Die neue Pest der Astronomie: Starlink!
Auch das Thema Starlink war die ganze Zeit präsent, nicht nur in den Medien. Denn im Laufe des Abends machte der am 18. März 2020 mit einer Falcon 9 gestartete Starlink-Zug Nr. 5 von SpaceX auf sich aufmerksam. Gleich mehrere Dutzend Satelliten der 1. Größenklasse zogen in der fortgeschrittenen Abenddämmerung durch den Zenit. Stellenweise zeigten sich sogar Flares mit mehr als ‑7 mag Helligkeit, die die Helligkeit der Venus bei weitem übertrafen. Zum Teil ruinierten die Satelliten von Herrn Musk auch Himmelsaufnahmen der Hobbyastronomen (dazu später mehr). Die Erscheinung der Satellitenketten sorgten ebenso für viele besorgte Anrufe bei den UFO-Meldestellen in der Nacht und an den Folgetagen. Das ist wohl ein erster Vorgeschmack, was wir in Zukunft noch erwarten können, wenn alle 12.000 Satelliten oder vielleicht sogar noch 30.000 mehr, den nahen Erdorbit bevölkern. Auch in den astronomischen FB-Gruppen oder auf Twitter wurde Starlink breit diskutiert.
Am Abend des 22. April 2020 folgte schließlich der Start von Starlink-Zug Nr. 6. Der Überflug der Falcon 9 Oberstufe konnten auch von Deutschland aus in der fortgeschrittenen Abenddämmerung verfolgt werden. Leider verpasste ich den Start, obwohl die Oberstufe auch von meinem Standort aus sichtbar war. Zu diesem Zeitpunkt war ich nämlich beschäftigt, die Fotoausrüstung auszurichten.

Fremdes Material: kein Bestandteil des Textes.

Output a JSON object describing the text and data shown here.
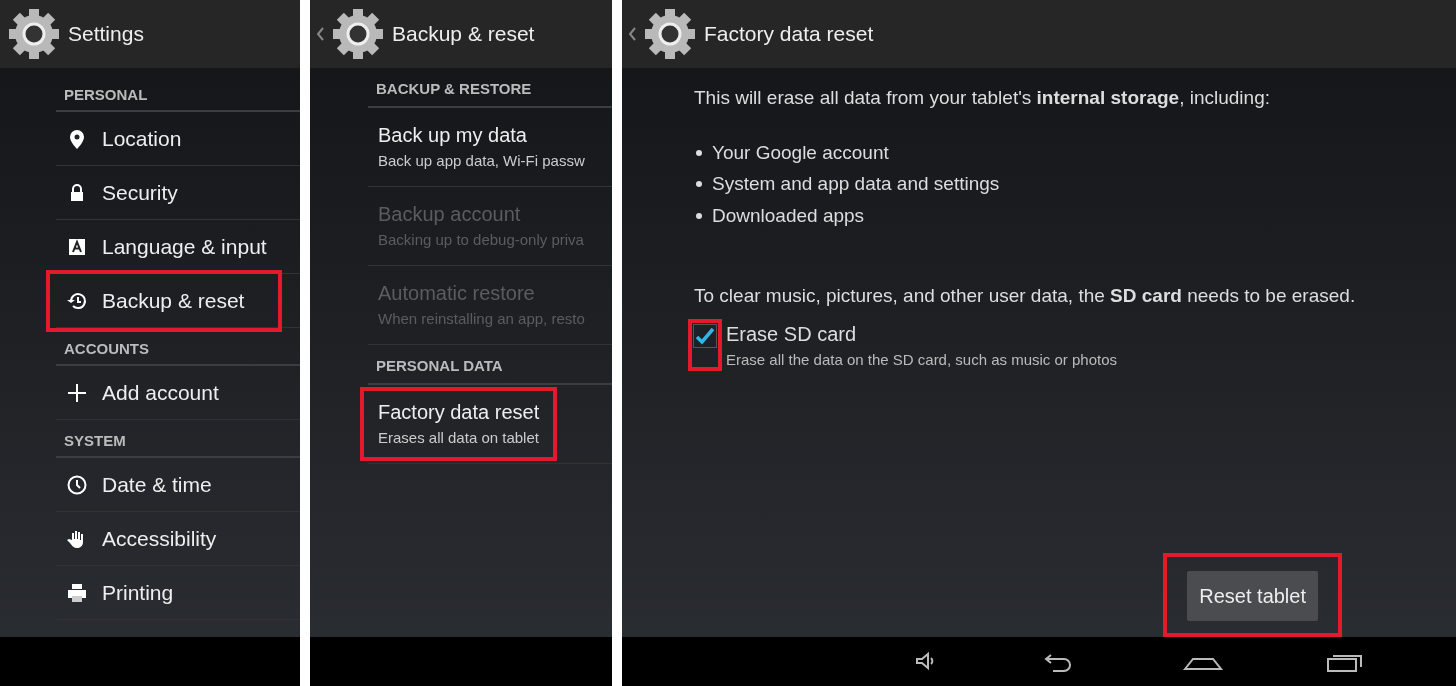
{
  "settings_panel": {
    "title": "Settings",
    "sections": [
      {
        "header": "PERSONAL",
        "items": [
          {
            "label": "Location",
            "kind": "location",
            "highlighted": false
          },
          {
            "label": "Security",
            "kind": "lock",
            "highlighted": false
          },
          {
            "label": "Language & input",
            "kind": "keyboard",
            "highlighted": false
          },
          {
            "label": "Backup & reset",
            "kind": "history",
            "highlighted": true
          }
        ]
      },
      {
        "header": "ACCOUNTS",
        "items": [
          {
            "label": "Add account",
            "kind": "plus",
            "highlighted": false
          }
        ]
      },
      {
        "header": "SYSTEM",
        "items": [
          {
            "label": "Date & time",
            "kind": "clock",
            "highlighted": false
          },
          {
            "label": "Accessibility",
            "kind": "hand",
            "highlighted": false
          },
          {
            "label": "Printing",
            "kind": "printer",
            "highlighted": false
          }
        ]
      }
    ]
  },
  "backup_panel": {
    "title": "Backup & reset",
    "sections": [
      {
        "header": "BACKUP & RESTORE",
        "items": [
          {
            "title": "Back up my data",
            "summary": "Back up app data, Wi-Fi passw",
            "disabled": false,
            "highlighted": false
          },
          {
            "title": "Backup account",
            "summary": "Backing up to debug-only priva",
            "disabled": true,
            "highlighted": false
          },
          {
            "title": "Automatic restore",
            "summary": "When reinstalling an app, resto",
            "disabled": true,
            "highlighted": false
          }
        ]
      },
      {
        "header": "PERSONAL DATA",
        "items": [
          {
            "title": "Factory data reset",
            "summary": "Erases all data on tablet",
            "disabled": false,
            "highlighted": true
          }
        ]
      }
    ]
  },
  "reset_panel": {
    "title": "Factory data reset",
    "intro": "This will erase all data from your tablet's **internal storage**, including:",
    "bullets": [
      "Your Google account",
      "System and app data and settings",
      "Downloaded apps"
    ],
    "sd_note": "To clear music, pictures, and other user data, the **SD card** needs to be erased.",
    "checkbox": {
      "label": "Erase SD card",
      "description": "Erase all the data on the SD card, such as music or photos",
      "checked": true,
      "highlighted": true
    },
    "button": {
      "label": "Reset tablet",
      "highlighted": true
    }
  }
}
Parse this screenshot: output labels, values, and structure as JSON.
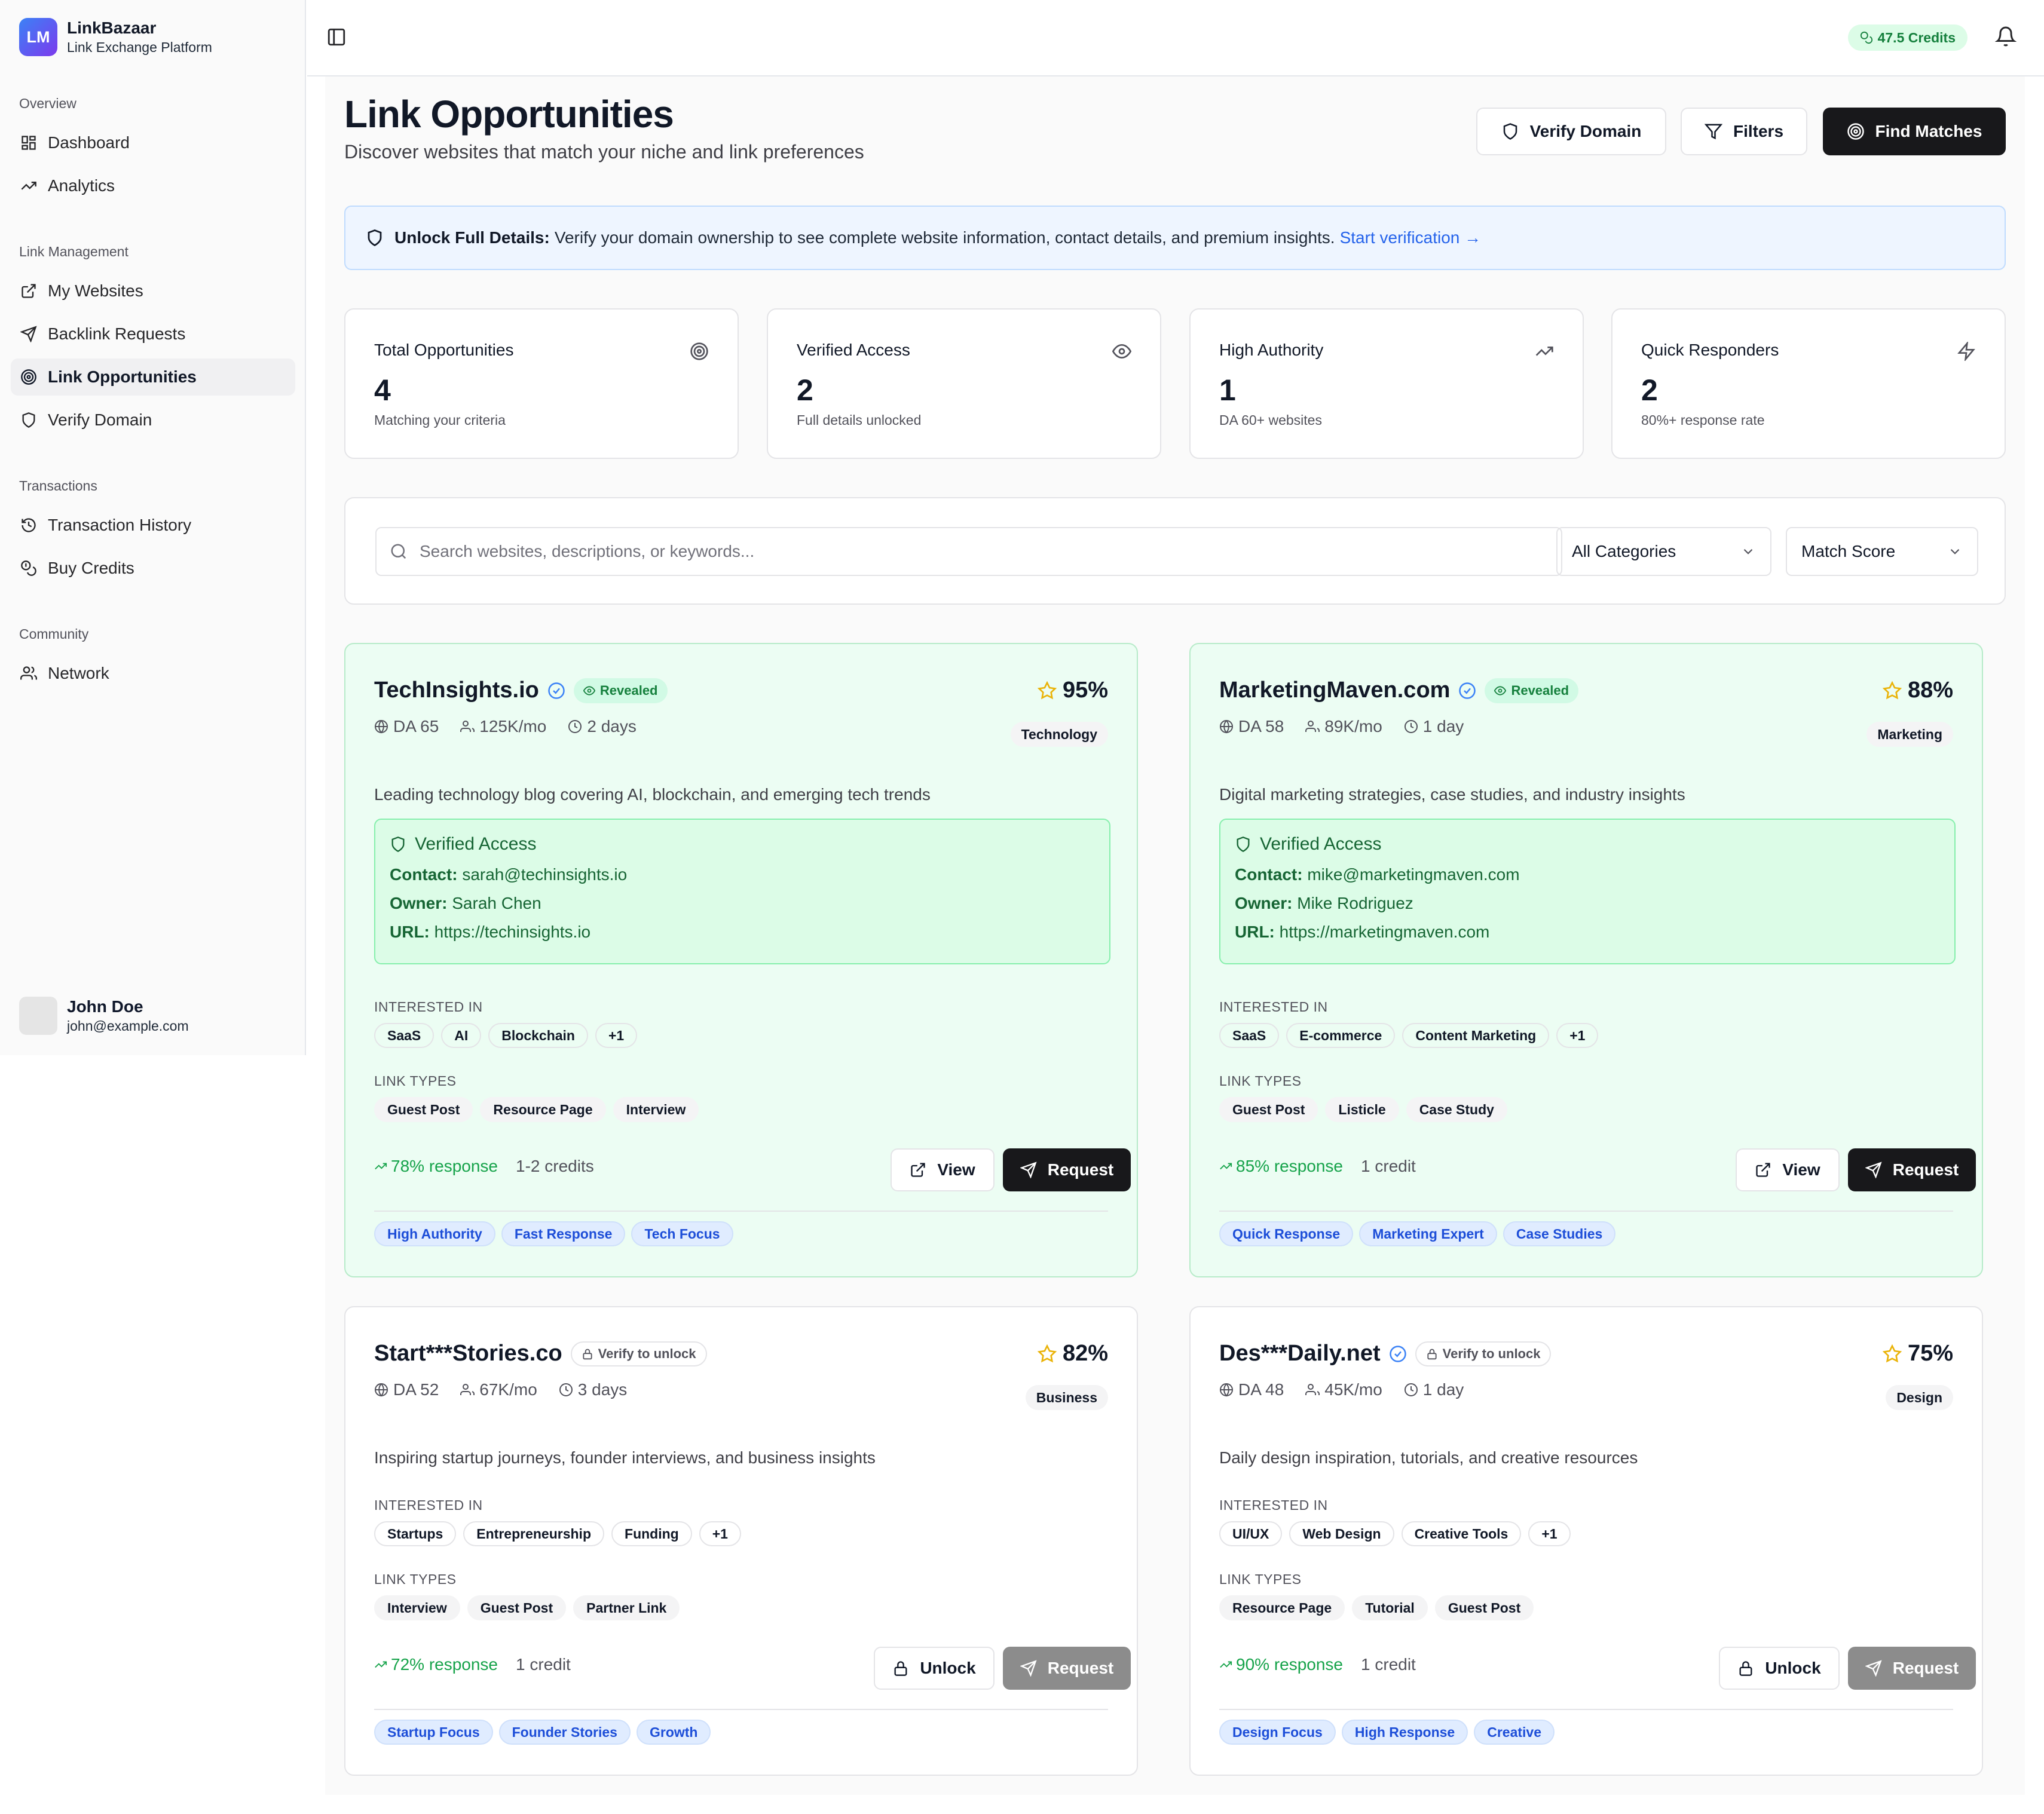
{
  "app": {
    "logo_initials": "LM",
    "name": "LinkBazaar",
    "subtitle": "Link Exchange Platform"
  },
  "sidebar": {
    "sections": [
      {
        "label": "Overview",
        "items": [
          {
            "label": "Dashboard",
            "icon": "grid-icon"
          },
          {
            "label": "Analytics",
            "icon": "trending-up-icon"
          }
        ]
      },
      {
        "label": "Link Management",
        "items": [
          {
            "label": "My Websites",
            "icon": "external-link-icon"
          },
          {
            "label": "Backlink Requests",
            "icon": "send-icon"
          },
          {
            "label": "Link Opportunities",
            "icon": "target-icon",
            "active": true
          },
          {
            "label": "Verify Domain",
            "icon": "shield-icon"
          }
        ]
      },
      {
        "label": "Transactions",
        "items": [
          {
            "label": "Transaction History",
            "icon": "history-icon"
          },
          {
            "label": "Buy Credits",
            "icon": "coins-icon"
          }
        ]
      },
      {
        "label": "Community",
        "items": [
          {
            "label": "Network",
            "icon": "users-icon"
          }
        ]
      }
    ],
    "user": {
      "name": "John Doe",
      "email": "john@example.com"
    }
  },
  "header": {
    "credits": "47.5 Credits"
  },
  "page": {
    "title": "Link Opportunities",
    "subtitle": "Discover websites that match your niche and link preferences",
    "actions": {
      "verify": "Verify Domain",
      "filters": "Filters",
      "find": "Find Matches"
    }
  },
  "banner": {
    "bold": "Unlock Full Details:",
    "text": "Verify your domain ownership to see complete website information, contact details, and premium insights.",
    "link": "Start verification →"
  },
  "stats": [
    {
      "label": "Total Opportunities",
      "value": "4",
      "sub": "Matching your criteria",
      "icon": "target-icon"
    },
    {
      "label": "Verified Access",
      "value": "2",
      "sub": "Full details unlocked",
      "icon": "eye-icon"
    },
    {
      "label": "High Authority",
      "value": "1",
      "sub": "DA 60+ websites",
      "icon": "trending-up-icon"
    },
    {
      "label": "Quick Responders",
      "value": "2",
      "sub": "80%+ response rate",
      "icon": "zap-icon"
    }
  ],
  "search": {
    "placeholder": "Search websites, descriptions, or keywords...",
    "category": "All Categories",
    "sort": "Match Score"
  },
  "labels": {
    "interested": "INTERESTED IN",
    "link_types": "LINK TYPES",
    "verified_access": "Verified Access",
    "contact": "Contact:",
    "owner": "Owner:",
    "url": "URL:",
    "view": "View",
    "request": "Request",
    "unlock": "Unlock",
    "revealed": "Revealed",
    "verify_unlock": "Verify to unlock"
  },
  "cards": [
    {
      "name": "TechInsights.io",
      "verified": true,
      "revealed": true,
      "score": "95%",
      "da": "DA 65",
      "traffic": "125K/mo",
      "time": "2 days",
      "category": "Technology",
      "desc": "Leading technology blog covering AI, blockchain, and emerging tech trends",
      "contact": "sarah@techinsights.io",
      "owner": "Sarah Chen",
      "url": "https://techinsights.io",
      "interests": [
        "SaaS",
        "AI",
        "Blockchain",
        "+1"
      ],
      "link_types": [
        "Guest Post",
        "Resource Page",
        "Interview"
      ],
      "response": "78% response",
      "cost": "1-2 credits",
      "tags": [
        "High Authority",
        "Fast Response",
        "Tech Focus"
      ]
    },
    {
      "name": "MarketingMaven.com",
      "verified": true,
      "revealed": true,
      "score": "88%",
      "da": "DA 58",
      "traffic": "89K/mo",
      "time": "1 day",
      "category": "Marketing",
      "desc": "Digital marketing strategies, case studies, and industry insights",
      "contact": "mike@marketingmaven.com",
      "owner": "Mike Rodriguez",
      "url": "https://marketingmaven.com",
      "interests": [
        "SaaS",
        "E-commerce",
        "Content Marketing",
        "+1"
      ],
      "link_types": [
        "Guest Post",
        "Listicle",
        "Case Study"
      ],
      "response": "85% response",
      "cost": "1 credit",
      "tags": [
        "Quick Response",
        "Marketing Expert",
        "Case Studies"
      ]
    },
    {
      "name": "Start***Stories.co",
      "verified": false,
      "revealed": false,
      "score": "82%",
      "da": "DA 52",
      "traffic": "67K/mo",
      "time": "3 days",
      "category": "Business",
      "desc": "Inspiring startup journeys, founder interviews, and business insights",
      "interests": [
        "Startups",
        "Entrepreneurship",
        "Funding",
        "+1"
      ],
      "link_types": [
        "Interview",
        "Guest Post",
        "Partner Link"
      ],
      "response": "72% response",
      "cost": "1 credit",
      "tags": [
        "Startup Focus",
        "Founder Stories",
        "Growth"
      ]
    },
    {
      "name": "Des***Daily.net",
      "verified": true,
      "revealed": false,
      "score": "75%",
      "da": "DA 48",
      "traffic": "45K/mo",
      "time": "1 day",
      "category": "Design",
      "desc": "Daily design inspiration, tutorials, and creative resources",
      "interests": [
        "UI/UX",
        "Web Design",
        "Creative Tools",
        "+1"
      ],
      "link_types": [
        "Resource Page",
        "Tutorial",
        "Guest Post"
      ],
      "response": "90% response",
      "cost": "1 credit",
      "tags": [
        "Design Focus",
        "High Response",
        "Creative"
      ]
    }
  ]
}
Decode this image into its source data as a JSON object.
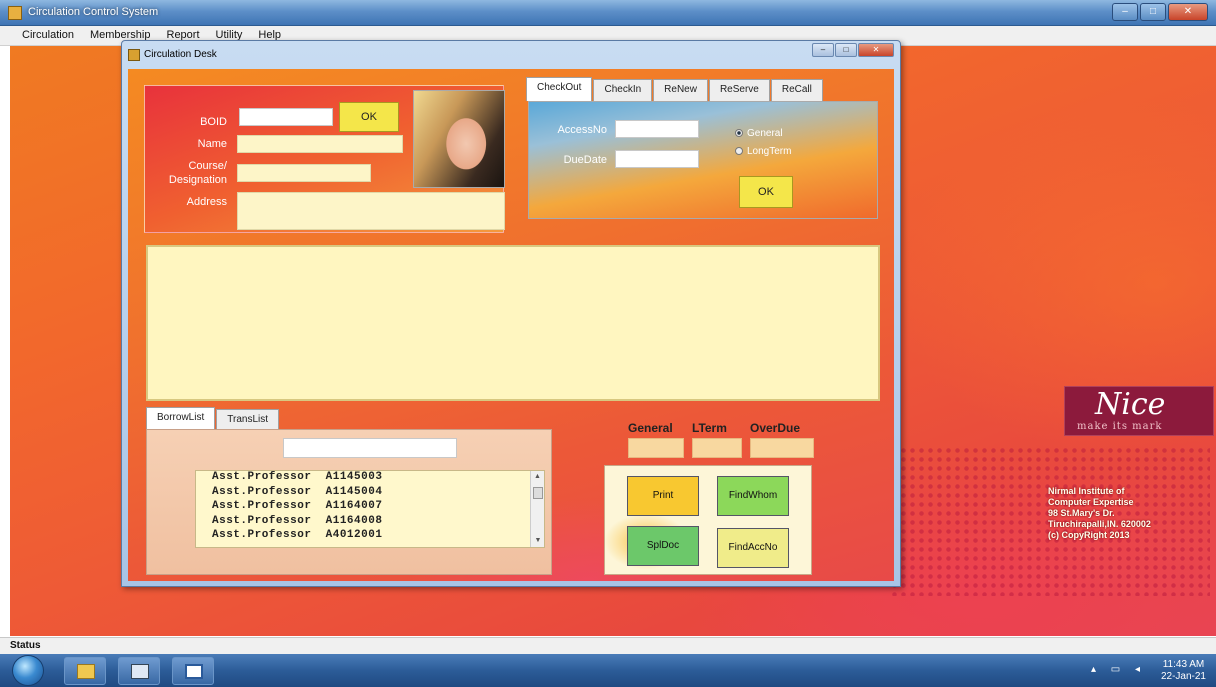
{
  "window": {
    "title": "Circulation Control System"
  },
  "menu": [
    "Circulation",
    "Membership",
    "Report",
    "Utility",
    "Help"
  ],
  "child": {
    "title": "Circulation Desk",
    "bio": {
      "boid_label": "BOID",
      "ok_label": "OK",
      "name_label": "Name",
      "course_label_1": "Course/",
      "course_label_2": "Designation",
      "address_label": "Address"
    },
    "tabs_top": [
      "CheckOut",
      "CheckIn",
      "ReNew",
      "ReServe",
      "ReCall"
    ],
    "checkout": {
      "accessno_label": "AccessNo",
      "duedate_label": "DueDate",
      "radio_general": "General",
      "radio_longterm": "LongTerm",
      "ok_label": "OK"
    },
    "tabs_bottom": [
      "BorrowList",
      "TransList"
    ],
    "borrow_list": [
      "Asst.Professor  A1145003",
      "Asst.Professor  A1145004",
      "Asst.Professor  A1164007",
      "Asst.Professor  A1164008",
      "Asst.Professor  A4012001"
    ],
    "counts": {
      "general_label": "General",
      "lterm_label": "LTerm",
      "overdue_label": "OverDue"
    },
    "actions": {
      "print": "Print",
      "findwhom": "FindWhom",
      "spldoc": "SplDoc",
      "findaccno": "FindAccNo"
    },
    "colors": {
      "ok_button": "#f4e64a",
      "green_button": "#8cd85a",
      "print_button": "#f8c830"
    }
  },
  "desktop": {
    "logo_word": "Nice",
    "logo_tagline": "make its mark",
    "institute": [
      "Nirmal Institute of",
      "Computer Expertise",
      "98 St.Mary's Dr.",
      "Tiruchirapalli,IN. 620002",
      "(c) CopyRight 2013"
    ]
  },
  "status": {
    "label": "Status"
  },
  "tray": {
    "time": "11:43 AM",
    "date": "22-Jan-21"
  }
}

In den Folgetagen zog dann noch das dicht beisammen stehende Bündel an Satelliten, vor allem sichtbar im Westen und Süden der Republik, die Aufmerksamkeit der Himmelsbeobachter auf sich.
Drei helle Kometen
Aber auch Kometen standen auf dem Beobachtungsplan in diesen außergewöhnlichen Nächten. Der Komet C/2019 Y4 (ATLAS) im Sternbild Giraffe ist nur noch ein Schatten seiner selbst. Ende März oder Anfang April erfuhr der Komet eine Kernteilung, die mit einem massiven Einbruch seiner Helligkeitsentwicklung einherging. Der Komet war nämlich auf dem besten Wege, sich zu einem beeindruckenden Objekt im Mai zu entwickeln. Mitte März zeigte sich der Komet auf Fotos noch mit einer ausgeprägten hellen Koma und einem schönen Schweif. Unter Umständen hätte der Schweifstern auch die Chance gehabt, am Taghimmel sichtbar zu sein. Die Chance ist nun leider vertan, denn Amateuraufnahmen und auch das Hubble-Weltraumteleskop zeigten in den letzten Wochen sich voneinander entfernende Bruchstücke des Kern.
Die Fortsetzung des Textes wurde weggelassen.